Although recently several excellent books have been published geared toward process chemistry [1–3] or formulation development in the pharmaceutical industry [4], relatively little has been published specifically with a chemical engineering (ChE) focus. This book, therefore, is about chemical engineering applied to the process research, development, and manufacture of pharmaceuticals.
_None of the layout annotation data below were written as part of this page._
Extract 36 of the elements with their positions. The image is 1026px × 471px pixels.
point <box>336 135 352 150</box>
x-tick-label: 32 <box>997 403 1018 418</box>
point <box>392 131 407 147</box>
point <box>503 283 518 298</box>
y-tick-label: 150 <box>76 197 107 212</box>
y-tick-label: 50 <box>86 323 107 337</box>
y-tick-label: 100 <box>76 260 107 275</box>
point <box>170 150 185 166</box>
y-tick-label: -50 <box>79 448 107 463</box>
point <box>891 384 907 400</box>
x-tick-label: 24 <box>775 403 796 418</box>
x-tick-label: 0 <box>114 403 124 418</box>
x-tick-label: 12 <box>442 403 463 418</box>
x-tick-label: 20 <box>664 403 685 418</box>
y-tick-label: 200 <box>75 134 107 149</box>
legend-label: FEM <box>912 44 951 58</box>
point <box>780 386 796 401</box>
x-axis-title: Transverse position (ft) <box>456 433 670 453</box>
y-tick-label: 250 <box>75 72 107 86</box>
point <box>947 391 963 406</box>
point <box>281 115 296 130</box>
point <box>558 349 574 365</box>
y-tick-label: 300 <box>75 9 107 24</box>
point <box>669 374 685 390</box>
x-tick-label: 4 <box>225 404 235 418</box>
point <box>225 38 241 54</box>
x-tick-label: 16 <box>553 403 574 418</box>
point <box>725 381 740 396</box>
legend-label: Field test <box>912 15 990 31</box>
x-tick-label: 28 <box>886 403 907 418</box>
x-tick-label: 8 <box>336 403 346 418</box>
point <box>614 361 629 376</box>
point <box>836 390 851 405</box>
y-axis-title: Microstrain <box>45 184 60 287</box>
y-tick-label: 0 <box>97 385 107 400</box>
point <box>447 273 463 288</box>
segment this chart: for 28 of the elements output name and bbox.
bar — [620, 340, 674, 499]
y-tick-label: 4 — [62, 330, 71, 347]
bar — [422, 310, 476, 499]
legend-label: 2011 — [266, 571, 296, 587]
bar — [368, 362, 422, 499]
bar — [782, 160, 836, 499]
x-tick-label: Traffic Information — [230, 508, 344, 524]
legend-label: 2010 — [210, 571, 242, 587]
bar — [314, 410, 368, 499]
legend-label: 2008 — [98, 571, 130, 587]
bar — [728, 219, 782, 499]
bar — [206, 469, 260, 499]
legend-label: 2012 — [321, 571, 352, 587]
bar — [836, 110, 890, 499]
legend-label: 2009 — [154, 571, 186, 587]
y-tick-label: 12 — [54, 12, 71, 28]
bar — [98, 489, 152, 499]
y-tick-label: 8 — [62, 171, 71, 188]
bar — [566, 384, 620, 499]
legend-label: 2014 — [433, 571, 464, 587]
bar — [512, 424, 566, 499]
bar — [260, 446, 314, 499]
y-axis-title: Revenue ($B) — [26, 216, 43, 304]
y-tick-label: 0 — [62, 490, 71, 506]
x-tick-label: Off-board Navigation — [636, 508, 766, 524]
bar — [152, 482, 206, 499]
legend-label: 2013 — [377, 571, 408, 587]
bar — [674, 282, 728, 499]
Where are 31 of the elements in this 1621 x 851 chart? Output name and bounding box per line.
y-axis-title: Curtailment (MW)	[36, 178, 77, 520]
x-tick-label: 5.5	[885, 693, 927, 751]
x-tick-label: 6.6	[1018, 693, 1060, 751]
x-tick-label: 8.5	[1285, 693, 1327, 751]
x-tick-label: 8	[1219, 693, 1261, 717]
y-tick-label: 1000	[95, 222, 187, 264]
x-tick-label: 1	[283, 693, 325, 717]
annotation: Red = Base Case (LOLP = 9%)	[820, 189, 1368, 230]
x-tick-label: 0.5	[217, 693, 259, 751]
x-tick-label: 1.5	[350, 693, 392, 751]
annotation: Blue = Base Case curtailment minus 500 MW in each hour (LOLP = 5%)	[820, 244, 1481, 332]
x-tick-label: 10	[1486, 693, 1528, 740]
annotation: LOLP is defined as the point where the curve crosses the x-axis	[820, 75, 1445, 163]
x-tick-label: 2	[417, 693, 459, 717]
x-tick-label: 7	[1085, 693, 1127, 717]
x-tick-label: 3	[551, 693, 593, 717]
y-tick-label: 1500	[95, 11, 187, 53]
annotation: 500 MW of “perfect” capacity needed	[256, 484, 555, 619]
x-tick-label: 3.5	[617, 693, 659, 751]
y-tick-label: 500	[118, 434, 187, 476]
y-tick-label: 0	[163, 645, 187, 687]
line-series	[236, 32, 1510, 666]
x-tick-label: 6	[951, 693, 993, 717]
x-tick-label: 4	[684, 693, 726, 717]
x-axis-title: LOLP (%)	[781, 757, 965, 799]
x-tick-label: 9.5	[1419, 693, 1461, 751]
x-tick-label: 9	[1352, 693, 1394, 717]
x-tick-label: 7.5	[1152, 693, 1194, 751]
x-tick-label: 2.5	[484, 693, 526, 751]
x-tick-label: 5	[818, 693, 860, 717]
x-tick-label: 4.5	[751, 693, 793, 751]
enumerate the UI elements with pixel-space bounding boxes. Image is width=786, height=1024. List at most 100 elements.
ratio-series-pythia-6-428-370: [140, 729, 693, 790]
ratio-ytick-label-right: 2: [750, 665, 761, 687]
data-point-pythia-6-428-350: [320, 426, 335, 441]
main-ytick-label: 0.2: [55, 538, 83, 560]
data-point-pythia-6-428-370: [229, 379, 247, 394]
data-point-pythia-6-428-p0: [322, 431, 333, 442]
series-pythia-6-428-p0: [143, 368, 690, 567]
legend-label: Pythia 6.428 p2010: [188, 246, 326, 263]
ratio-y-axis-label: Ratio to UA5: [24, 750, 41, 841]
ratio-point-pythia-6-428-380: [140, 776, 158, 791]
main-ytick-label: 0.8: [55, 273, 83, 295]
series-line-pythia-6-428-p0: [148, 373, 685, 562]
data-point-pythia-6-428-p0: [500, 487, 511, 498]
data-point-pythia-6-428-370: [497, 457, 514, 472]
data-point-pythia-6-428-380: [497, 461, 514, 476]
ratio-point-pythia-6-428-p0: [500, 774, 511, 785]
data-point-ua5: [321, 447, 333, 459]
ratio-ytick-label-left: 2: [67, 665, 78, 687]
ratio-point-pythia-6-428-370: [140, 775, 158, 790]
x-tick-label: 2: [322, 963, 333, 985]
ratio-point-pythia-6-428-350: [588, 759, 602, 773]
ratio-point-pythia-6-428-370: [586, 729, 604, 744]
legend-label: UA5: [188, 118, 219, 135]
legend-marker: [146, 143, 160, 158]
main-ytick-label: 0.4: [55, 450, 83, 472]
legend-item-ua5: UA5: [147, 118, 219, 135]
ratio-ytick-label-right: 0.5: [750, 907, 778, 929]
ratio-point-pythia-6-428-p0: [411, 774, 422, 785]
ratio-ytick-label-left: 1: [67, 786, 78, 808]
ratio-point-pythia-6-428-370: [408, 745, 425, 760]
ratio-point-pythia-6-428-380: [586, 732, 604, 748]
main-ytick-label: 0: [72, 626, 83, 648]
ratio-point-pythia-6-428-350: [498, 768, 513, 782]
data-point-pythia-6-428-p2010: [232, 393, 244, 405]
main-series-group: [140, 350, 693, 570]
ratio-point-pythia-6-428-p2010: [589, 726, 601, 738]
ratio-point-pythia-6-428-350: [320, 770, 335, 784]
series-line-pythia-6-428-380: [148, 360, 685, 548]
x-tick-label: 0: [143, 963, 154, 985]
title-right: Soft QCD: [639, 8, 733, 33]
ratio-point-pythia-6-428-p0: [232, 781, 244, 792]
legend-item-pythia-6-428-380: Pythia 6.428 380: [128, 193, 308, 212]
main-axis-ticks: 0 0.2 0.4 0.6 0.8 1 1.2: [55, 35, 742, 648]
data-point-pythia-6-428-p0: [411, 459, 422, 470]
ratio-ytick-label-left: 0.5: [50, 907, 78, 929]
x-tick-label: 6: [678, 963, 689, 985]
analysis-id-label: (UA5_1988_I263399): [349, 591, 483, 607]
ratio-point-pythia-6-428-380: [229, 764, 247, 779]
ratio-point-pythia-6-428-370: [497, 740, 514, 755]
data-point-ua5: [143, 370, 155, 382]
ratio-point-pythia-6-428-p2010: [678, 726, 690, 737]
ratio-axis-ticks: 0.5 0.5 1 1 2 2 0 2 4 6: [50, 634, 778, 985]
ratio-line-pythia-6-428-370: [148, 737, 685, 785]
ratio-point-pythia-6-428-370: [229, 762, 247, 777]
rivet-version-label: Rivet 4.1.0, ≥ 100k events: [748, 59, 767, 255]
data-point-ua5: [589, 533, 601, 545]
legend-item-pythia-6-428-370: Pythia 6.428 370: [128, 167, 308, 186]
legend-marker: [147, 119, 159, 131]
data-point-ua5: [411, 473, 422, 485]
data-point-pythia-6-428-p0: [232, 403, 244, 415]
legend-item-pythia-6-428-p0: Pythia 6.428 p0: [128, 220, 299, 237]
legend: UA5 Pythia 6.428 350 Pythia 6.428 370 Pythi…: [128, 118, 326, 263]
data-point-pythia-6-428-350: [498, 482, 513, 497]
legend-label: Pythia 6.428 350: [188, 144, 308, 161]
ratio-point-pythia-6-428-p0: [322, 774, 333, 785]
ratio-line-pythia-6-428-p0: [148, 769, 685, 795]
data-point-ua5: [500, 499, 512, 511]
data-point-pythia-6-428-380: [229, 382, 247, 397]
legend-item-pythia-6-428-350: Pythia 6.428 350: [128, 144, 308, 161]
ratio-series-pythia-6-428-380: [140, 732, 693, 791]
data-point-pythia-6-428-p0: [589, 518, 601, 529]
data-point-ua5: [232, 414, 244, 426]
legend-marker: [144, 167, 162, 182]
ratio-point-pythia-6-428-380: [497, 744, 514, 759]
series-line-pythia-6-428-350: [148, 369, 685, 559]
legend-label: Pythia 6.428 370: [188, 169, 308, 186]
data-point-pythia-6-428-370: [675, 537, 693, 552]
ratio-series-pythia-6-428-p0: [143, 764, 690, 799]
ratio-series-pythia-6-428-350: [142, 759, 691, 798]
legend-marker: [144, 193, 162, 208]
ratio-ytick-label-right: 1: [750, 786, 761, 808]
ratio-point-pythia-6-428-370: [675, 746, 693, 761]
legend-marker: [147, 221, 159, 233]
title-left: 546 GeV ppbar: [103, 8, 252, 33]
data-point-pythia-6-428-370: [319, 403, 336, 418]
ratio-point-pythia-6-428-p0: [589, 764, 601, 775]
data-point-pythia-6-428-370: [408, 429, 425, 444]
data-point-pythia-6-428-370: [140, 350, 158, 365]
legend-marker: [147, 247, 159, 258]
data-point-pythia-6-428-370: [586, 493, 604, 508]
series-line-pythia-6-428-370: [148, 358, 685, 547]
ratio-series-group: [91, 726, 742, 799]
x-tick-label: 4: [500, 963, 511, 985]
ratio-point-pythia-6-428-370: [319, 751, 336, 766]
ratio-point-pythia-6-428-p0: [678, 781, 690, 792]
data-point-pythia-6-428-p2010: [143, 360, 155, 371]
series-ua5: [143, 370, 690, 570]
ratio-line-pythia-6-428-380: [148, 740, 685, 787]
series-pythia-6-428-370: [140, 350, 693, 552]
Across the pharmaceutical industry, chemical engineers are employed in R&D through to full-scale manufacturing in technical and management capacities. The following chapters provide an emphasis on the application of chemical engineering science to process development and scale-up for active pharmaceutical ingredients (APIs), drug products (DPs), and biologicals including sections on analytical methods and computational methods. This chapter briefly highlights a few industry facts and figures, in addition to some of the challenges facing the industry, and touches on how ChE can contribute to addressing those challenges. Chapter 2 by Kukura and Thien provides further perspective on the challenges and opportunities in the pharmaceutical industry and the role of chemical engineering.

In general, pharmaceuticals are drug delivery systems in which drug-containing products are designed and manufactured to deliver precise therapeutic responses [5]. The drug is considered the “active,” that is, active pharmaceutical ingredient, whereas the formulated final drug is simply referred to as the drug product.

In the United States, federal and state laws exist to control the manufacture and distribution of pharmaceuticals. Specifically, the Food and Drug Administration (FDA) exists by the mandate of the U.S. Congress with the Food, Drug & Cosmetics Act as the principal law to enforce and constitutes the basis of the drug approval process [6]. Specifically in the United States, “The FDA is responsible for protecting the public health by assuring the safety, efficacy, and security of human and veterinary drugs, biological products, medical devices, our nation's food supply, cosmetics, and products that emit radiation. The FDA is also responsible for advancing the public health by helping to speed innovations that make medicines and foods more effective, safer, and more affordable; and helping the public get the accurate, science-based information they need to use medicines and foods to improve their health [7].”